For reference, the two encodings are:

  1. The "CompactSize" encoding (also known as "VarInt" outside Bitcoin Core):
  • 0..0xfc: 1 byte (the value itself)
  • 0xfd..0xffff: 3 bytes (0xfd + 2 byte little endian encoding)
  • 0x10000..0xffffffff: 5 bytes (0xfe + 4 byte little endian encoding)
  • 0x100000000..0xffffffffffffffff: 9 bytes (0xff + 8 byte little endian encoding)
  1. The "VarInt" encoding (not used outside Bitcoin Core) is described inside the codebase as follows:

Variable-length integers: bytes are a MSB base-128 encoding of the number. The high bit in each byte signifies whether another digit follows.

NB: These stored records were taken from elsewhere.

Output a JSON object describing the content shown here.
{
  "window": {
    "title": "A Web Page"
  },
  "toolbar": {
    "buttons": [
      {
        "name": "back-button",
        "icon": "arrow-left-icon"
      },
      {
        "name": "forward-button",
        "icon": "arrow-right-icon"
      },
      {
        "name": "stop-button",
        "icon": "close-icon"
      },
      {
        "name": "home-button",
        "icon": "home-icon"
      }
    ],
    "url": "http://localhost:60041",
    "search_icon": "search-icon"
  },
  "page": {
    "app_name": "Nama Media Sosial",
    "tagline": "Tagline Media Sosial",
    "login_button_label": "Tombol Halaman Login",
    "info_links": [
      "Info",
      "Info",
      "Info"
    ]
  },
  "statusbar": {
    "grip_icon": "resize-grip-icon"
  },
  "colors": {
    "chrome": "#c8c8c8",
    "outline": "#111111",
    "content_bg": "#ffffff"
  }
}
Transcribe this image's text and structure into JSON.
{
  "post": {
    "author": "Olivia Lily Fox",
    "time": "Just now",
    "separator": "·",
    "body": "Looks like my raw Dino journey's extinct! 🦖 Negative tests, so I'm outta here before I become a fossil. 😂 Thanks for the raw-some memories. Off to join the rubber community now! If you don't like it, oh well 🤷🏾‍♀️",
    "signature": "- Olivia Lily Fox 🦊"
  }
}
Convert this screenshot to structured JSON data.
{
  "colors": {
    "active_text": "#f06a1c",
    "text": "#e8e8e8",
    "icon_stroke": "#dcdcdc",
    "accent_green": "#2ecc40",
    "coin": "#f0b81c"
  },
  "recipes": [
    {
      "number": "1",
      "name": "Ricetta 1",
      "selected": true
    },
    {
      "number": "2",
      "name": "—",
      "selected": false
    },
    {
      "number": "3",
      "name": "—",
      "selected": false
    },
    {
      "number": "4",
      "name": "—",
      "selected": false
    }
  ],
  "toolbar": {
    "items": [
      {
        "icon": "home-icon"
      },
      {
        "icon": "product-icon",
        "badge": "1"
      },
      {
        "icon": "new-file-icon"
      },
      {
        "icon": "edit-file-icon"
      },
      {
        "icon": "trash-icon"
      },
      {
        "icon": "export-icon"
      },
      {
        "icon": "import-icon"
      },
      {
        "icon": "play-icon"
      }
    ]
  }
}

To make sure the encoding is one-to-one, one is subtracted from all but the last digit. Thus, the byte sequence a[] with length len, where all but the last byte has bit 128 set, encodes the number:

(a[len-1] & 0x7F) + sum(i=1..len-1, 128^i*((a[len-i-1] & 0x7F)+1))

It results in the following sizes:

  • 0..0x7f: 1 byte
  • 0x80..0x407f: 2 bytes
  • 0x4080..0x20407f: 3 bytes
  • 0x204080..0x1020407f: 4 bytes
  • 0x10204080..0x81020407f: 5 bytes
  • ...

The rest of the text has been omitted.